Driving a Vehicle in Austria
1) The Austrian Road System:
During summer time, driving conditions on Austrian roads and highways are excellent. All the main roads are paved and kept in good shape. In winter, however (from December to March) drivers must expect snow on all Austrian roads, particularly on mountain roads at higher altitudes. Thus, winter tires are absolutely essential when driving in the winter in Austria. When driving in precipitous terrain, snow chains must be used.
2) Driver's license:
An international drivers permit (IDP) is required for Austria. It can be purchased through the AAA club and is valid for one year. When driving abroad, carry both your IDP and your state driver's license with you at all times. An IDP serves as an officially and internationally recognized translation of your license.
3) Traffic regulations:
Traffic regulations are similar to those of other European countries. The speed limit is 100 km/h [62 mph] on freeways (Bundesstraße) and 130 km/h [81 mph] on highways (Autobahn).

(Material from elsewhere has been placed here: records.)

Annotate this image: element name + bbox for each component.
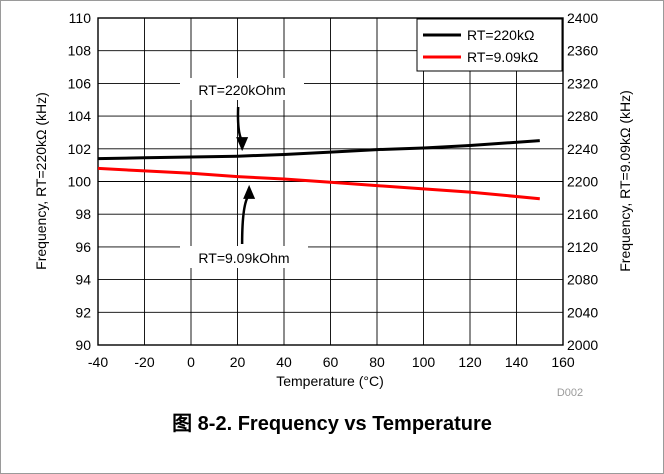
figure-caption: 图 8-2. Frequency vs Temperature — [172, 413, 492, 435]
y-right-tick-label: 2320 — [567, 75, 598, 91]
series-line-rt909k — [97, 166, 540, 201]
x-tick-labels: -40 -20 0 20 40 60 80 100 120 140 160 — [88, 354, 575, 370]
annotation-909k-arrow — [240, 194, 251, 245]
annotation-909k-box — [180, 246, 308, 268]
x-tick-label: 40 — [276, 354, 292, 370]
annotation-220k-arrow — [236, 106, 244, 142]
y-right-tick-label: 2360 — [567, 43, 598, 59]
x-tick-label: 140 — [505, 354, 529, 370]
y-left-tick-label: 106 — [68, 75, 92, 91]
y-right-tick-label: 2240 — [567, 141, 598, 157]
x-tick-label: 0 — [187, 354, 195, 370]
x-tick-label: -40 — [88, 354, 108, 370]
legend-box — [416, 18, 563, 72]
y-left-tick-label: 110 — [69, 10, 92, 26]
y-right-tick-label: 2160 — [567, 206, 598, 222]
y-left-tick-label: 100 — [68, 174, 92, 190]
series-layer — [97, 139, 540, 201]
y-left-tick-label: 96 — [75, 239, 91, 255]
x-tick-label: 80 — [369, 354, 385, 370]
x-tick-label: 20 — [230, 354, 246, 370]
figure-code: D002 — [557, 387, 583, 399]
y-right-tick-label: 2080 — [567, 272, 598, 288]
y-left-tick-label: 108 — [68, 43, 92, 59]
y-left-tick-label: 94 — [75, 272, 91, 288]
grid-layer — [98, 18, 563, 345]
x-tick-label: 100 — [412, 354, 436, 370]
y-right-tick-label: 2200 — [567, 174, 598, 190]
x-tick-label: 160 — [551, 354, 575, 370]
legend: RT=220kΩ RT=9.09kΩ — [416, 18, 563, 72]
y-right-tick-label: 2280 — [567, 108, 598, 124]
y-right-axis-title: Frequency, RT=9.09kΩ (kHz) — [617, 90, 633, 272]
legend-label-rt220k: RT=220kΩ — [467, 27, 534, 43]
y-left-tick-label: 104 — [68, 108, 92, 124]
plot-border — [97, 17, 564, 346]
y-left-tick-label: 102 — [68, 141, 92, 157]
y-left-tick-labels: 90 92 94 96 98 100 102 104 106 108 110 — [68, 10, 92, 353]
y-right-tick-label: 2120 — [567, 239, 598, 255]
x-tick-label: 120 — [458, 354, 482, 370]
y-left-tick-label: 92 — [75, 304, 91, 320]
x-tick-label: -20 — [134, 354, 154, 370]
y-left-axis-title: Frequency, RT=220kΩ (kHz) — [33, 92, 49, 270]
x-tick-label: 60 — [323, 354, 339, 370]
y-right-tick-labels: 2000 2040 2080 2120 2160 2200 2240 2280 2320 2360… — [567, 10, 598, 353]
annotation-909k-label: RT=9.09kOhm — [198, 250, 289, 266]
y-right-tick-label: 2000 — [567, 337, 598, 353]
y-right-tick-label: 2400 — [567, 10, 598, 26]
y-left-tick-label: 90 — [75, 337, 91, 353]
series-line-rt220k — [97, 139, 540, 161]
annotation-220k-box — [180, 78, 304, 100]
y-left-tick-label: 98 — [75, 206, 91, 222]
x-axis-title: Temperature (°C) — [276, 373, 384, 389]
legend-label-rt909k: RT=9.09kΩ — [467, 49, 538, 65]
annotation-220k-arrowhead — [236, 137, 249, 152]
annotation-220k-label: RT=220kOhm — [198, 82, 285, 98]
y-right-tick-label: 2040 — [567, 304, 598, 320]
annotation-909k-arrowhead — [243, 184, 256, 199]
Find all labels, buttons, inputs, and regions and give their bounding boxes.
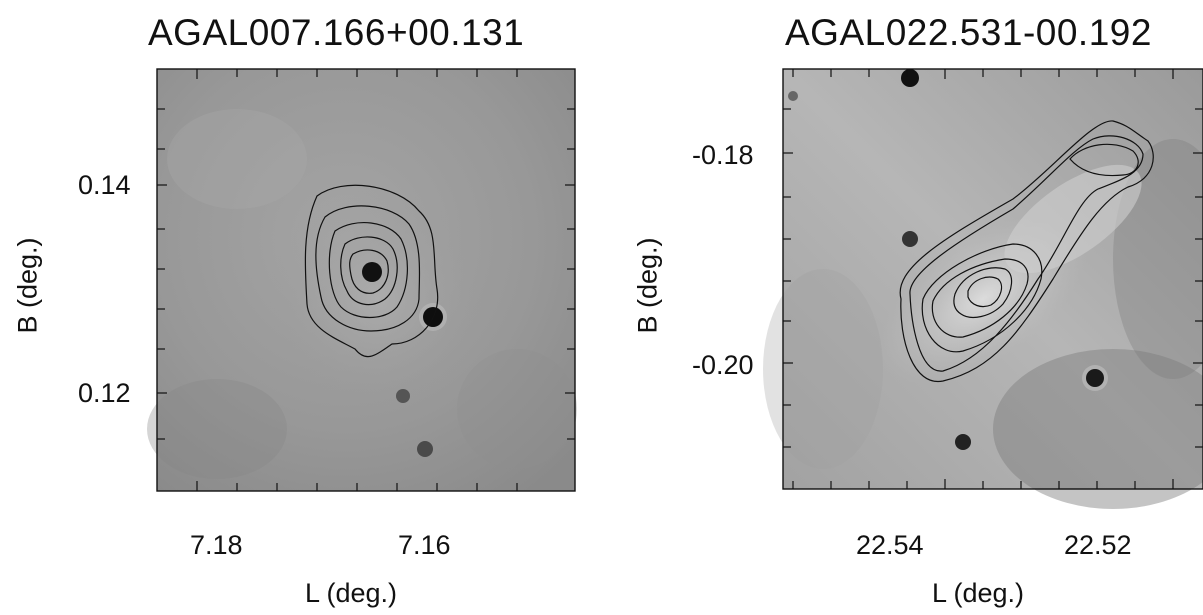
left-y-axis-label: B (deg.) [12, 237, 43, 334]
right-source-south [955, 434, 971, 450]
right-source-northwest [788, 91, 798, 101]
right-panel-title: AGAL022.531-00.192 [785, 12, 1152, 53]
left-plot-frame [156, 68, 576, 492]
left-x-tick-1: 7.16 [398, 530, 451, 560]
right-y-tick-0: -0.18 [692, 140, 754, 170]
right-x-axis-label: L (deg.) [932, 578, 1025, 608]
left-y-tick-0: 0.14 [78, 170, 131, 200]
left-panel: AGAL007.166+00.131 B (deg.) 0.14 0.12 7.… [0, 0, 590, 615]
left-x-tick-0: 7.18 [190, 530, 243, 560]
left-source-south-1 [396, 389, 410, 403]
right-source-north [901, 69, 919, 87]
right-plot [763, 68, 1203, 509]
right-plot-frame [782, 68, 1203, 490]
left-source-south-2 [417, 441, 433, 457]
left-ticks [157, 69, 575, 491]
right-source-southeast [1086, 369, 1104, 387]
left-x-axis-label: L (deg.) [305, 578, 398, 608]
right-contours [899, 120, 1154, 382]
right-ticks [783, 69, 1203, 489]
left-plot [147, 68, 577, 492]
left-contours [304, 184, 439, 358]
right-x-tick-1: 22.52 [1064, 530, 1132, 560]
left-y-tick-1: 0.12 [78, 378, 131, 408]
right-x-tick-0: 22.54 [856, 530, 924, 560]
right-y-tick-1: -0.20 [692, 350, 754, 380]
left-source-central [362, 262, 382, 282]
right-y-axis-label: B (deg.) [632, 237, 663, 334]
left-panel-title: AGAL007.166+00.131 [148, 12, 525, 53]
right-panel: AGAL022.531-00.192 B (deg.) -0.18 -0.20 … [620, 0, 1203, 615]
right-source-west [902, 231, 918, 247]
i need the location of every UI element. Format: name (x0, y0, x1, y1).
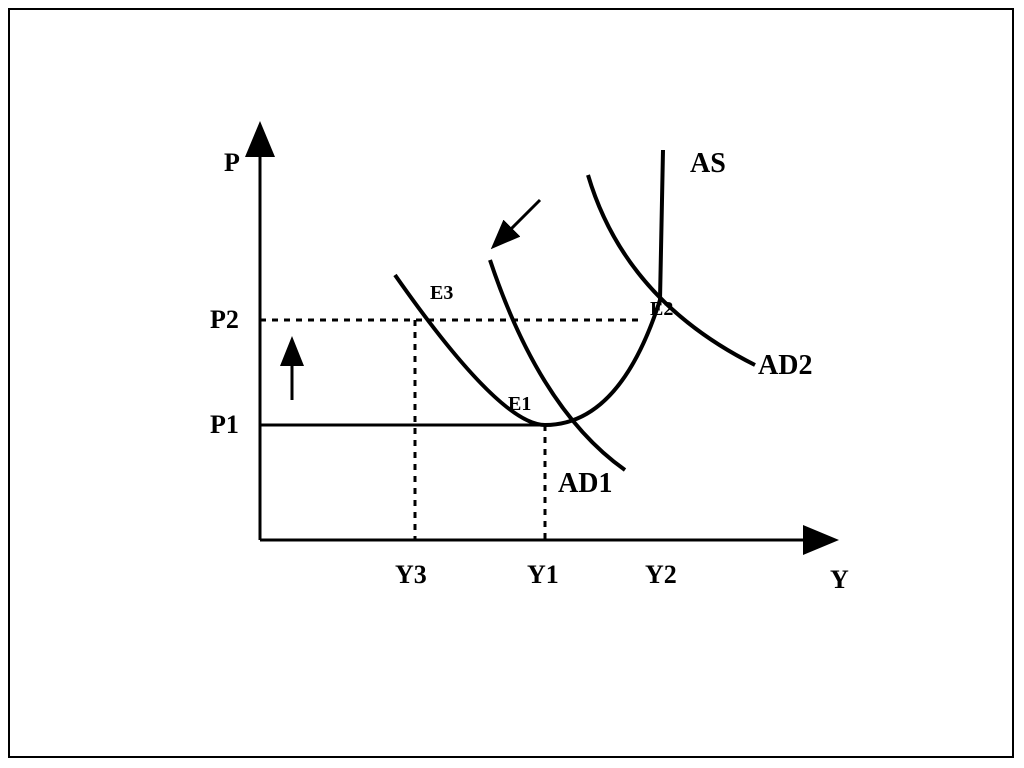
as-label: AS (690, 148, 726, 180)
y-axis-label: P (224, 148, 240, 178)
economics-diagram (0, 0, 1024, 768)
ad2-label: AD2 (758, 350, 812, 382)
p2-label: P2 (210, 305, 239, 335)
ad1-label: AD1 (558, 468, 612, 500)
e2-label: E2 (650, 298, 673, 321)
ad1-curve (490, 260, 625, 470)
p1-label: P1 (210, 410, 239, 440)
e1-label: E1 (508, 393, 531, 416)
e3-label: E3 (430, 282, 453, 305)
y2-label: Y2 (645, 560, 677, 590)
x-axis-label: Y (830, 565, 849, 595)
ad2-curve (588, 175, 755, 365)
y3-label: Y3 (395, 560, 427, 590)
y1-label: Y1 (527, 560, 559, 590)
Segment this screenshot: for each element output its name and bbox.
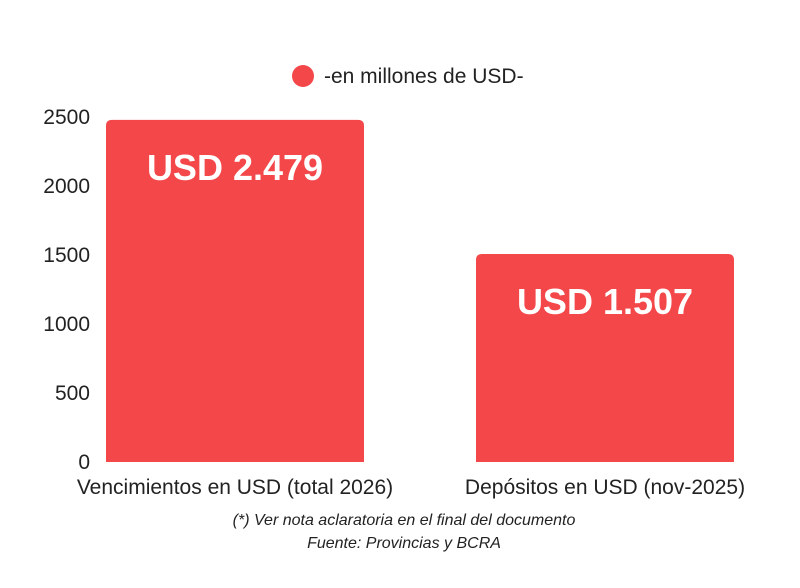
bar [476, 254, 734, 462]
y-tick-label: 2500 [43, 106, 90, 129]
y-tick-label: 0 [78, 451, 90, 474]
y-tick-label: 1500 [43, 244, 90, 267]
legend-label: -en millones de USD- [324, 65, 524, 88]
y-tick-label: 1000 [43, 313, 90, 336]
x-axis: Vencimientos en USD (total 2026) Depósito… [77, 476, 745, 499]
data-label: USD 2.479 [147, 147, 323, 188]
x-category-label: Depósitos en USD (nov-2025) [465, 476, 745, 499]
bar [106, 119, 364, 462]
y-tick-label: 500 [55, 382, 90, 405]
bars: USD 2.479 USD 1.507 [106, 119, 734, 462]
y-axis: 0 500 1000 1500 2000 2500 [43, 106, 90, 474]
legend-marker [292, 65, 314, 87]
y-tick-label: 2000 [43, 175, 90, 198]
x-category-label: Vencimientos en USD (total 2026) [77, 476, 393, 499]
footnote-note: (*) Ver nota aclaratoria en el final del… [233, 512, 576, 529]
data-label: USD 1.507 [517, 281, 693, 322]
legend: -en millones de USD- [292, 65, 524, 88]
footnote-source: Fuente: Provincias y BCRA [307, 535, 501, 552]
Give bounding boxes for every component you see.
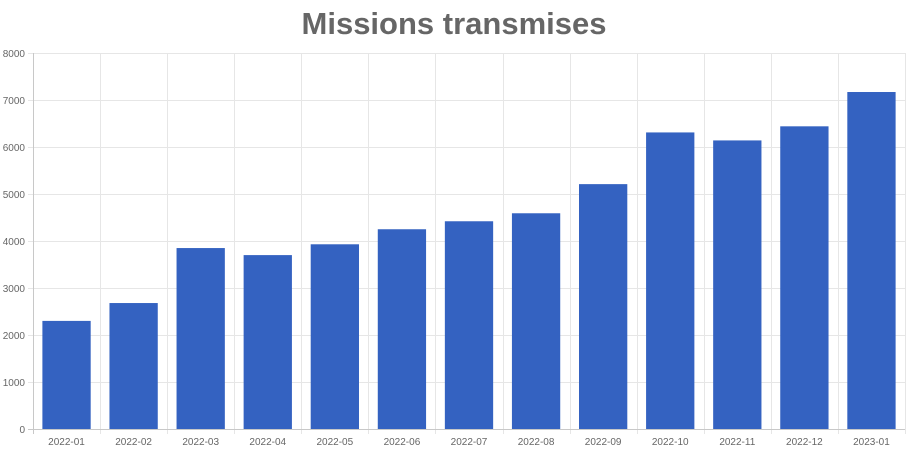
bar-2022-11[interactable] — [713, 140, 762, 430]
y-tick-label: 5000 — [3, 190, 26, 201]
x-tick-label: 2022-06 — [384, 437, 421, 448]
bar-2022-06[interactable] — [377, 229, 427, 429]
y-tick-label: 8000 — [3, 49, 26, 60]
y-tick-labels: 0 1000 2000 3000 4000 5000 6000 7000 8000 — [3, 49, 26, 436]
x-tick-label: 2022-02 — [115, 437, 152, 448]
bar-2022-05[interactable] — [310, 244, 359, 429]
y-tick-label: 7000 — [3, 96, 26, 107]
bar-2022-03[interactable] — [176, 248, 225, 429]
bars — [42, 92, 896, 430]
bar-2022-02[interactable] — [109, 303, 158, 429]
y-tick-label: 4000 — [3, 237, 26, 248]
x-tick-label: 2022-12 — [786, 437, 823, 448]
y-tick-label: 0 — [19, 425, 25, 436]
bar-2022-01[interactable] — [42, 320, 91, 429]
x-tick-label: 2022-01 — [48, 437, 85, 448]
bar-2022-07[interactable] — [444, 221, 494, 429]
x-tick-label: 2022-10 — [652, 437, 689, 448]
x-tick-label: 2022-03 — [182, 437, 219, 448]
y-tick-label: 2000 — [3, 331, 26, 342]
bar-2022-09[interactable] — [579, 184, 628, 429]
bar-2022-10[interactable] — [646, 132, 695, 429]
bar-2022-12[interactable] — [780, 126, 829, 429]
x-tick-label: 2022-04 — [249, 437, 286, 448]
y-tick-label: 1000 — [3, 378, 26, 389]
axes — [28, 53, 905, 434]
x-tick-label: 2022-11 — [719, 437, 755, 448]
x-tick-label: 2022-09 — [585, 437, 622, 448]
x-tick-label: 2022-08 — [518, 437, 555, 448]
y-tick-label: 6000 — [3, 143, 26, 154]
bar-2022-08[interactable] — [511, 213, 561, 429]
x-tick-labels: 2022-01 2022-02 2022-03 2022-04 2022-05 2022-… — [48, 437, 890, 448]
x-tick-label: 2022-05 — [316, 437, 353, 448]
bar-2023-01[interactable] — [847, 92, 896, 429]
x-tick-label: 2022-07 — [451, 437, 488, 448]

In residential and urban areas, the speed limit is usually set at 50 km/h [31 mph], unless posted otherwise.
4) Toll roads:
Since January 1, 1997 it has been compulsory for all motor vehicles to carry a toll sticker, the so-called Vignette, on Austria's highways. All cars, motorbikes and camper vans up to 3.5 mpw (maximum permissible weight) must properly display a toll sticker when they drive onto a motorway or expressway. This avoids a possible toll fine of at least 120 euros. Toll stickers with periods of validity of 10 days, 2 months or 1 year are available from more than 6,000 outlets in Austria and abroad. The police and customs authorities are authorized to collect the toll evaded, in addition to an additional fine. See the Austrian motorway operator website for more information.
5) Driving under the influence of alcohol:
Driving while under the influence of alcohol (or drugs) is severely punished. It will result in a minimum fine of approx. € 360, and loss of your driver's license. The maximum limit of blood-alcohol level is 0.05%.
All traffic accidents that result in personal injury must be reported to the police immediately. Accidents resulting in material damage (fender benders) must be reported only when the identity of the other party cannot be established.